Table 6. Mechanical properties of rock-like specimens and sandstone.

Mechanical Characteristics	Rock-Like Specimens	Sandstone [51]
Compressive strength (MPa)	17.3 ± 0.8	11–47.3
Elastic modulus (GPa)	5.6 ± 0.3	2.9–31.4

. A Φ75 mm paper-wrapped cylindrical mold core is then positioned in the center of a 300 mm × 300 mm × 60 mm standard formwork and removed after the initial setting of the cement mortar to create standardized cavities. Freshly prepared coal gangue geopolymer gel backfill material, containing a 95:5 fly ash-slag binder system and 1:1 blended 5–10 mm and 10–15 mm graded coal gangue aggregates, is subsequently cast into the cavities. Finally, the specimens are subjected to 24 h of static curing before being demolded and transferred to a standard curing room for subsequent curing.

4.3. Methods

As shown in Figure 19, the testing system is composed of a WHY-2000 computer-controlled compression machine, a DIC strain measurement system, and an AE monitoring system, enabling the simultaneous acquisition of mechanical properties, full-field surface strain evolution, and internal damage characteristics, and facilitating multiscale analysis linking macroscopic behavior with microscopic failure mechanisms.

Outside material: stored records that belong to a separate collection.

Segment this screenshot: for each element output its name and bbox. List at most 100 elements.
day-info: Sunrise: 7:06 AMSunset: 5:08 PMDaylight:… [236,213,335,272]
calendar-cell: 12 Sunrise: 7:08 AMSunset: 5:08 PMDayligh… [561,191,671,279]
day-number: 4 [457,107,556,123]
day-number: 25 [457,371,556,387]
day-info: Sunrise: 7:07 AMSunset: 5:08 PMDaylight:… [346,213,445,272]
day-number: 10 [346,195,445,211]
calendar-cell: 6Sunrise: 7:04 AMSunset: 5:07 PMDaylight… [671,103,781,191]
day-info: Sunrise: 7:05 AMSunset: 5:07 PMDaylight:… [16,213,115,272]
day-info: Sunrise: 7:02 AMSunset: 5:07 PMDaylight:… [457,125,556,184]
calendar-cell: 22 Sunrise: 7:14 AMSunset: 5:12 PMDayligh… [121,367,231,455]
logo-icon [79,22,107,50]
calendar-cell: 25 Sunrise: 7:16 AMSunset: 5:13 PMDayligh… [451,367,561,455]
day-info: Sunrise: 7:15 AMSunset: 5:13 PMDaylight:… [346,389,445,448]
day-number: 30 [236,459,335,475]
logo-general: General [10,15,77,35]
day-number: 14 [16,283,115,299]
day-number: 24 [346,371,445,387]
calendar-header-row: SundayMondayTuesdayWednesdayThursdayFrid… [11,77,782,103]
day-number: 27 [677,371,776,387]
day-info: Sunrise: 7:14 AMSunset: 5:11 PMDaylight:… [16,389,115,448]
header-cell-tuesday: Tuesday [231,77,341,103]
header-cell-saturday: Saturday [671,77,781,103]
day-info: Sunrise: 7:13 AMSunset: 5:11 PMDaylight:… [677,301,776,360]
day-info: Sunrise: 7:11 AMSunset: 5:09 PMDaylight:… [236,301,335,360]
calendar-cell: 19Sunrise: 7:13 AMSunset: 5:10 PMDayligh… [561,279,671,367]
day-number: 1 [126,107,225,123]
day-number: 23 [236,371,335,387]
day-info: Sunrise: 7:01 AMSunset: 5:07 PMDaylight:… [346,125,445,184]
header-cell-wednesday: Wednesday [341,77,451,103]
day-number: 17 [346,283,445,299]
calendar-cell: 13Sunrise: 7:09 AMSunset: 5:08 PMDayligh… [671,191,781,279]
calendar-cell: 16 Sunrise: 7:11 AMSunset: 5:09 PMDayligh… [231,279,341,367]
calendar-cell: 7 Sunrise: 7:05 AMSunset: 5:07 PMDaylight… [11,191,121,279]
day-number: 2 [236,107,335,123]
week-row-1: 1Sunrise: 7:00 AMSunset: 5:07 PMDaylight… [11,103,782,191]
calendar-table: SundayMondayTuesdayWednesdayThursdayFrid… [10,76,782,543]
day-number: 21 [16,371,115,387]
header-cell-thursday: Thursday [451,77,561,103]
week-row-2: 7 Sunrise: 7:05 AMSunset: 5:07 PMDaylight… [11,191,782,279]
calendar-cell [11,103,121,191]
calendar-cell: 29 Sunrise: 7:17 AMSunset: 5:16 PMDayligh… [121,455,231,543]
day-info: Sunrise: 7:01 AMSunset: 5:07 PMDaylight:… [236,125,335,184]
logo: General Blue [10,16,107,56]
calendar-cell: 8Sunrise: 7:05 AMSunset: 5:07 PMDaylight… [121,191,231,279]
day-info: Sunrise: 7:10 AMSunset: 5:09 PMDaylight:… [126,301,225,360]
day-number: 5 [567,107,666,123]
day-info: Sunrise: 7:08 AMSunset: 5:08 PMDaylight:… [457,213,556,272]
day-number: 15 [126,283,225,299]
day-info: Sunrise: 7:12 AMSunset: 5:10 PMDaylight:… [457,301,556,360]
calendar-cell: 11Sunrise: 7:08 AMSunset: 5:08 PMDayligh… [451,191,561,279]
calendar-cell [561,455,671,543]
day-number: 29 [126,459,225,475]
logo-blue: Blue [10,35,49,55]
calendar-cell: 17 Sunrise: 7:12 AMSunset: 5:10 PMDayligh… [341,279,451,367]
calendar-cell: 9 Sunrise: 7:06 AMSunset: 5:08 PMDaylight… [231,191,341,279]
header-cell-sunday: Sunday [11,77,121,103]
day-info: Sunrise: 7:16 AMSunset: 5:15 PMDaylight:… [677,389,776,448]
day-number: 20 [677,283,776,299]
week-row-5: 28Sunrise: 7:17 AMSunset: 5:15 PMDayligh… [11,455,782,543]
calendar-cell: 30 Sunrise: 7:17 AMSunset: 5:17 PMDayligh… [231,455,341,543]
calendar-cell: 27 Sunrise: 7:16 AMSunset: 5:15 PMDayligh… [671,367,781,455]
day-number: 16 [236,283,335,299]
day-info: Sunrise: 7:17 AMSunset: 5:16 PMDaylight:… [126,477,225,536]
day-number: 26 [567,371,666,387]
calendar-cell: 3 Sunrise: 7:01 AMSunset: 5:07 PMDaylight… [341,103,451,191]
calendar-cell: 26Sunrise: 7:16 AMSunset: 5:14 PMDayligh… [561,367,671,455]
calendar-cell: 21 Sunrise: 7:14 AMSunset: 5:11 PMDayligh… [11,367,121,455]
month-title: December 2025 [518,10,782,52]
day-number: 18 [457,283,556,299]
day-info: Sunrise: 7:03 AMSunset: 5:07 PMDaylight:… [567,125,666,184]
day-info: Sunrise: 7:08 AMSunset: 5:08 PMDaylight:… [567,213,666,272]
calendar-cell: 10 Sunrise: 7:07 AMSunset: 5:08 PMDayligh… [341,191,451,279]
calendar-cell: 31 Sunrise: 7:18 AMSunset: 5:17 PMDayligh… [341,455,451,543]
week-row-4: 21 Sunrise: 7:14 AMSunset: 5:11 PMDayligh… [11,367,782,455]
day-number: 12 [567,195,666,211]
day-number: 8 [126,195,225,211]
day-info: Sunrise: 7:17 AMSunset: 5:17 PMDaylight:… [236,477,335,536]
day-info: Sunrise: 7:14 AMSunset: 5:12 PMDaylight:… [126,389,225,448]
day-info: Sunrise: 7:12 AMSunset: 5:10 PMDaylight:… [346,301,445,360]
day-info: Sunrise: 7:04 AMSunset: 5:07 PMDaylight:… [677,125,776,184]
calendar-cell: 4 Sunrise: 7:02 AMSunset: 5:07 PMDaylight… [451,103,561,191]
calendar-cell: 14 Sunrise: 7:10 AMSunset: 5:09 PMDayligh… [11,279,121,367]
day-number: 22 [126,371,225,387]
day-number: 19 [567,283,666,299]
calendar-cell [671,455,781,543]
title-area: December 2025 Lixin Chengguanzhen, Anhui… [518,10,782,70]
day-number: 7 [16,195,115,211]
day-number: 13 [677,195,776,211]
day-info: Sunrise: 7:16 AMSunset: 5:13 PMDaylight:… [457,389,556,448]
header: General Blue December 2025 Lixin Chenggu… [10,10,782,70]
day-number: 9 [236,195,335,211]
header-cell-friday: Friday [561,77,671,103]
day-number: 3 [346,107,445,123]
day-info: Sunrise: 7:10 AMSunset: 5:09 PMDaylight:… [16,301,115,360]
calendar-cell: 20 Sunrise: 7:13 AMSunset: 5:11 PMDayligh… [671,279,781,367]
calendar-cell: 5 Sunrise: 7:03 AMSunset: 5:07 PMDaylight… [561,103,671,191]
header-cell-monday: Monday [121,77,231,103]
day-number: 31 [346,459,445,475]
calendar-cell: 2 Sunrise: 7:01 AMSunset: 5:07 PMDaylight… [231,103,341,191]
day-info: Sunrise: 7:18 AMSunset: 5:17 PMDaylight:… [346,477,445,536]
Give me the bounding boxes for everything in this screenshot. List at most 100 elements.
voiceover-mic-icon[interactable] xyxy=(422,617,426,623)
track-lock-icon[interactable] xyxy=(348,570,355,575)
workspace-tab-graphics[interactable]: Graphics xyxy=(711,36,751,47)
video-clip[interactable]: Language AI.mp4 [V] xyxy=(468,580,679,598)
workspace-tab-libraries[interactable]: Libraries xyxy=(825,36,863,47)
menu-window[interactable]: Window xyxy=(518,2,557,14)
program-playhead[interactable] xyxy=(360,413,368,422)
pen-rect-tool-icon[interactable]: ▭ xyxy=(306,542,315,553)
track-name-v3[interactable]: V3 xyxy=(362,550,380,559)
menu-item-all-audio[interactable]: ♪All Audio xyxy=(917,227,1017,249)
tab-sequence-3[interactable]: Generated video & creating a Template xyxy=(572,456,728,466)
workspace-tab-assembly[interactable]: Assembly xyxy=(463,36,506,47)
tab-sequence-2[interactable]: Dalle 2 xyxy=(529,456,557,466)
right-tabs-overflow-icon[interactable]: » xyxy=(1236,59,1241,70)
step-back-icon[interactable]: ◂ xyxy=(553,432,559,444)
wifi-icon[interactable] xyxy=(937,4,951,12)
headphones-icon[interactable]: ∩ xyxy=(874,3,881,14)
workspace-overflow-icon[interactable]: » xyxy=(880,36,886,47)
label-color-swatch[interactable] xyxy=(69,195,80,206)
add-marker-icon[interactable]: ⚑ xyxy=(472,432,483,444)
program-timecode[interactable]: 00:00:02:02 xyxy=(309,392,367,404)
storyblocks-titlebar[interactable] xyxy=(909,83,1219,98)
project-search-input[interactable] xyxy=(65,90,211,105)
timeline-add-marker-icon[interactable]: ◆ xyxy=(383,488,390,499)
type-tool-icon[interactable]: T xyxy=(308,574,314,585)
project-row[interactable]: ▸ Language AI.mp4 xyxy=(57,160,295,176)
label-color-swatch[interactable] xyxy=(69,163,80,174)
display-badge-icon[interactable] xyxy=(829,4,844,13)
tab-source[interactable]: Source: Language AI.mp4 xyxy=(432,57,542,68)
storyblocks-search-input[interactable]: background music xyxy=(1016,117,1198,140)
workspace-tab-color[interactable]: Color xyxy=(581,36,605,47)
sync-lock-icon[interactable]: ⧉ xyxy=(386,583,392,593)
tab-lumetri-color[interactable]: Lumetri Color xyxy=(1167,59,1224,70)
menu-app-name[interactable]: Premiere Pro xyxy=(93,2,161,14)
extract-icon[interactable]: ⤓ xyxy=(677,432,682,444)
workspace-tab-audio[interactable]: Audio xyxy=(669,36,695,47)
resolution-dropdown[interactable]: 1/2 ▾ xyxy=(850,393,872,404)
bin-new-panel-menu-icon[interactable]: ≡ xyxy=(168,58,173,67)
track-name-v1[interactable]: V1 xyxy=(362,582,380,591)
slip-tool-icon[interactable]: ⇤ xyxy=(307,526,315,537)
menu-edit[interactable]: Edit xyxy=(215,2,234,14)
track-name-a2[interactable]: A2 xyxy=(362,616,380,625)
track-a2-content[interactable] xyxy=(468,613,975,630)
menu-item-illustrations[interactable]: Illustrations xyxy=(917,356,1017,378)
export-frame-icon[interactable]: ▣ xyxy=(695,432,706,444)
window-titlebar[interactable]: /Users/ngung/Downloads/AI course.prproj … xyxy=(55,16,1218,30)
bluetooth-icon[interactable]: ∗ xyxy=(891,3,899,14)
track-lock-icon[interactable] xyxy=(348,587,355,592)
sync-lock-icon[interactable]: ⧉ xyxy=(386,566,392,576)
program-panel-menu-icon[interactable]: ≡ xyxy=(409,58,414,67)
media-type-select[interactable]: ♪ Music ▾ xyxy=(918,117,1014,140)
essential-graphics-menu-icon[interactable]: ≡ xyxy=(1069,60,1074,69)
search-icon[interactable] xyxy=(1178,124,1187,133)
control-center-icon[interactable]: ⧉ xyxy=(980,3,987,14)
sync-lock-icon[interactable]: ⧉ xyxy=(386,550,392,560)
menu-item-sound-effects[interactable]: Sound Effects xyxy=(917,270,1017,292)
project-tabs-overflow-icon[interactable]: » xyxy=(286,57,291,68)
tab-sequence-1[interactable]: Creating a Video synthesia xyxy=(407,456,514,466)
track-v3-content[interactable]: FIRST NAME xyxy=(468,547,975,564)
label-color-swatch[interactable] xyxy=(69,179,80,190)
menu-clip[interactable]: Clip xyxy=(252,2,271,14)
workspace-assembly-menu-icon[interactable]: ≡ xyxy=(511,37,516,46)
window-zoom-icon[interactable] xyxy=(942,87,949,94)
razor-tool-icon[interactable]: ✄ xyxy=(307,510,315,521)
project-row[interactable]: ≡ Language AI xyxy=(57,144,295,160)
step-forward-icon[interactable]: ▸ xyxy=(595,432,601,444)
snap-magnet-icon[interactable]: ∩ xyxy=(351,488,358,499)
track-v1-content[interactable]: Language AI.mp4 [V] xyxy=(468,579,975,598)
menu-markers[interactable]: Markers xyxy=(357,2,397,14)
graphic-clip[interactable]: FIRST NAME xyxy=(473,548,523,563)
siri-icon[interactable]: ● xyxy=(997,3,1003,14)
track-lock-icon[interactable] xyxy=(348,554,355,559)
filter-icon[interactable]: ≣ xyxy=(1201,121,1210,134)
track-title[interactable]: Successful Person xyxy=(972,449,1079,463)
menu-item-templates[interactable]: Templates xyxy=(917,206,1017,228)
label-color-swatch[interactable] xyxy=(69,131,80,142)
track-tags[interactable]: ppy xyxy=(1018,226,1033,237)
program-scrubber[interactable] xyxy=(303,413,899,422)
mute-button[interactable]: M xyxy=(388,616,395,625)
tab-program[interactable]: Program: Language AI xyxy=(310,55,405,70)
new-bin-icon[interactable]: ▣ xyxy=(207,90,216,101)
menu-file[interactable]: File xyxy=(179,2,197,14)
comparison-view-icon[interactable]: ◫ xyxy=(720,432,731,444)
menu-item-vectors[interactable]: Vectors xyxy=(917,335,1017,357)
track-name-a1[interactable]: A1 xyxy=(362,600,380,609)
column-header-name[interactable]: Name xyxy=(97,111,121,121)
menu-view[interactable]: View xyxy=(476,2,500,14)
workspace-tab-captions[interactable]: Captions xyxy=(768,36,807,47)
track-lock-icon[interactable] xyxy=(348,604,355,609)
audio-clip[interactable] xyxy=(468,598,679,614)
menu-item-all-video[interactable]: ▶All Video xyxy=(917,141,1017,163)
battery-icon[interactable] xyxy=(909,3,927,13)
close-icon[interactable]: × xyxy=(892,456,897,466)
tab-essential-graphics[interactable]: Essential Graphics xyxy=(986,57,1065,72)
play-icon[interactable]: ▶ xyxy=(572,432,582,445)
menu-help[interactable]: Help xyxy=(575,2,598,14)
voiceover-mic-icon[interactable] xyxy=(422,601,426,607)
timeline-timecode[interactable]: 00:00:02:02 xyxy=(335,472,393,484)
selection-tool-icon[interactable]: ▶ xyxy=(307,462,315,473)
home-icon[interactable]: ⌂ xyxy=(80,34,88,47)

4.3.1. Uniaxial Compression Test and Elastic Modulus Test

The uniaxial compressive strength and elastic modulus tests are conducted in accordance with relevant standards [52]. After 28 days of standard curing, uniaxial compression tests were conducted using a WHY-2000 electro-hydraulic servo universal testing machine (Hualong, Shanghai City, China) under load control at a constant rate of 800 N/s until specimen failure occurs. This loading rate was predetermined to avoid dynamic effects while ensuring complete stress–strain curve acquisition. As shown in

Table 7. Specimen size and quantity.

Test Name	Quantity	Specimen Size (mm)
Uniaxial compression test	3 × 13	100 × 100 × 300
Elastic modulus test	3 × 13	100 × 100 × 300
Microscopic experiment	3 × 10	100 × 100 × 100

, 39 specimens were tested for uniaxial compressive strength, and another 39 specimens were used for elastic modulus tests. The elastic modulus test was then conducted using a WAW-1000 electro-hydraulic servo universal testing machine (Hualong, Shanghai City, China). Specimen deformation was measured by installing micrometer gauges on the specimen surface via a micro-deformation measurement fixture. According to the test specification, three parallel specimens were tested for each mix proportion. During the test, load was applied and released uniformly and continuously at a rate of 0.5 MPa/s, and micrometer readings (precision: 0.001 mm) were recorded.

4.3.2. DIC Analysis Test

DIC is a full-field displacement measurement technique in which speckle pattern displacements are tracked. The experimental setup is composed of four essential components: a high-resolution digital camera mounted on a vibration-isolated tripod, uniform LED illumination sources, a computer workstation for system control, and specialized DIC 3D 2014a analysis software. Prior to testing, the specimen surface is prepared by applying a uniform layer of matte white paint as a base coat, followed by the spraying of black speckles to form a random speckle pattern. Critical system calibration is performed by aligning the camera optical axis perpendicular to the specimen surface, optimizing lighting conditions to achieve uniform illumination, and adjusting camera focus and aperture to ensure clear speckle patterns. During testing, sequential images are captured automatically at programmed intervals and are processed using DIC algorithms to compute full-field strain distributions by tracking sub-pixel displacements of the speckle pattern.

4.3.3. AE Analysis Test

The AE measurement equipment is composed of a Physical Acoustics PCI-2 system with four 150 kHz resonant sensors. The sensors were coupled using Vaseline and secured with plastic tape. The AE system is activated when the threshold reaches 45 dB, and a gain of 40 dB is provided for the triggered AE signal. Time–frequency analysis of AE parameters, including amplitude, energy, and b-value, combined with mechanical data, was used to enable precise identification of crack initiation and classification of fracture modes.